Ensuring a level playing field

The fourth core corporate governance feature concerns ensuring a level playing field

in markets where state-owned enterprises and private sector companies compete in

order to avoid market distortions.

The role of the regulatory framework

European norms form much of the Estonian legislative and regulatory backbone, allowing for competitive market conditions in most cases. As described in the Accession Review of Estonia undertaken by the OECD Competition Committee “liberalisation has been very successful in telecommunication, but is moving more slowly in other areas such as railways. In the electricity sector, Estonia has retained the right to maintain a closed market” until 2013 after securing a derogation from the EU directive and “competition remains limited” in certain areas, such as retail for very large energy consumers (OECD, forthcoming).

As the Estonian privatisation process was so extensive, many of the remaining SOEs are found only in sectors where there is not a purely commercial market and where the state is involved to achieve a public policy objective. Generally, there are no competitors in these areas because the market is not sufficiently profitable, in some cases due to the limited size of the market. Postal service is one such area. Even though it has been agreed to open up this sector to competition, no bidders have emerged to compete with the Estonia Post SOE to perform these services.

The Competition Authority, also responsible for regulating the railway sector and telecommunications, has undertaken a number of probes into competition issues in sectors where SOEs compete with private companies. The Competition Accession Review illustrates an interesting case, also described at length by the Competition Authority to the review team, about Tallinna Saadam, regarding ports’ access fee structures. “In 2006 after an investigation about transit of petroleum products from Russia to western destinations and allegedly excessive port fees, the Competition Authority decided that the port did not hold a dominant position. The transport of petroleum products was organised in complex logistic chains, which included rail transport, terminals, ports and ships. Suppliers could use different supply chains, using different Baltic Sea ports, and they could take price differences between different routes into account. Thus the Competition Authority decided that the operator of the Port of Tallinn did not have substantial market power, because credible alternative transportation routes existed and were used.”

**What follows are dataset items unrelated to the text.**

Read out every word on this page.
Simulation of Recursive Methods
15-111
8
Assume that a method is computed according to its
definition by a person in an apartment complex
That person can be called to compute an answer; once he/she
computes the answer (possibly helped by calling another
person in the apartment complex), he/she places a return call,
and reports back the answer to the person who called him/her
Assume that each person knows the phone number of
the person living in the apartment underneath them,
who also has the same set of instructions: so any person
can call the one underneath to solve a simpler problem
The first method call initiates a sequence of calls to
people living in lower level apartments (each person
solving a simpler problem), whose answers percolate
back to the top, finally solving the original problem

According to the Competition Authority, SOEs generally have few competition issues. This is most clearly the case in the telecoms sector, which following liberalisation in 2001, has become very competitive, according to the competition review, with the former-SOE Eesti Telekom a major player in this market. While there have been a few competition probes carried out in relation to SOEs in different areas, the general conclusion has been that those SOEs (where they are not monopolies) are competing on a level playing field.

There are, however, a number of SOEs which operate in markets without competition, or open to very limited competition. According to the Maritime Safety Act, Eesti Loots carries out compulsory pilotage service of ships on the inner maritime waters and vicinity of ports, in the water areas of ports and between ports to ensure the safe navigation of ships. Certain exceptions to this near monopoly do exist, for example in navigable areas of ports. With passage of the necessary exam by ship captains, their ships are able to navigate through the port without making use of the pilotage service. For instance, the regular Tallinn-Helsinki passenger ships almost never use pilotage services, according to the Authority’s written responses. Therefore this SOE does not have a full monopoly and limited competition does exist. The aim of the regulation is to guarantee safety on the sea, which is a state’s function. The company was established in 2001, when the new law was adopted. Before that, the Estonian Maritime Administration provided pilotage.

Other companies with sole rights include:

  • • Eesti Loto, which possesses the sole right to organise lotteries, as stated in the Gambling Act (other types of gambling are open to competition).
  • • Tehnokontrollikeskus has the sole right to carry out technical inspection of elevators and other lifting devices (according to Lifts and Cableway Installations Safety Act), gas installations (according to Gaseous Fuel Safety Act), pressure equipment (according to Pressure Equipment Safety Act) and Machinery (according to Machinery Safety Act).
  • • Lennuliiklusteenindus, although not established in law, is the only certified provider of air navigation services in Estonian air space (in airports also Tallinna Lennujaam).
  • • Eesti Post had the sole right to provide universal postal service until the 1st of January 2009. The provider of universal postal service has since been determined by contest. Eesti Post, the only bidder, won the concession for 5 years.
  • • Elering, a subsidiary of Eesti Energia, operates the transmission network. Although there is no sole right granted in legal acts, it is the sole operator in Estonia.

Conclusions regarding a level playing field

The review did not find evidence of SOEs receiving preferential treatment from the Government. Estonia continues to take steps to open up certain sectors dominated by SOEs to greater competition. The energy sector, which in some areas remains closed to competition, is due to liberalise its retail function by 2013 under a derogation from the European Union. Although there are still a few SOEs with sole right to operate in certain narrowly defined markets, these are exceptional cases in which the state has cited the need for a state role in public protection or safety as a justification (port pilotage, technical inspection of elevators and other machinery, lotteries).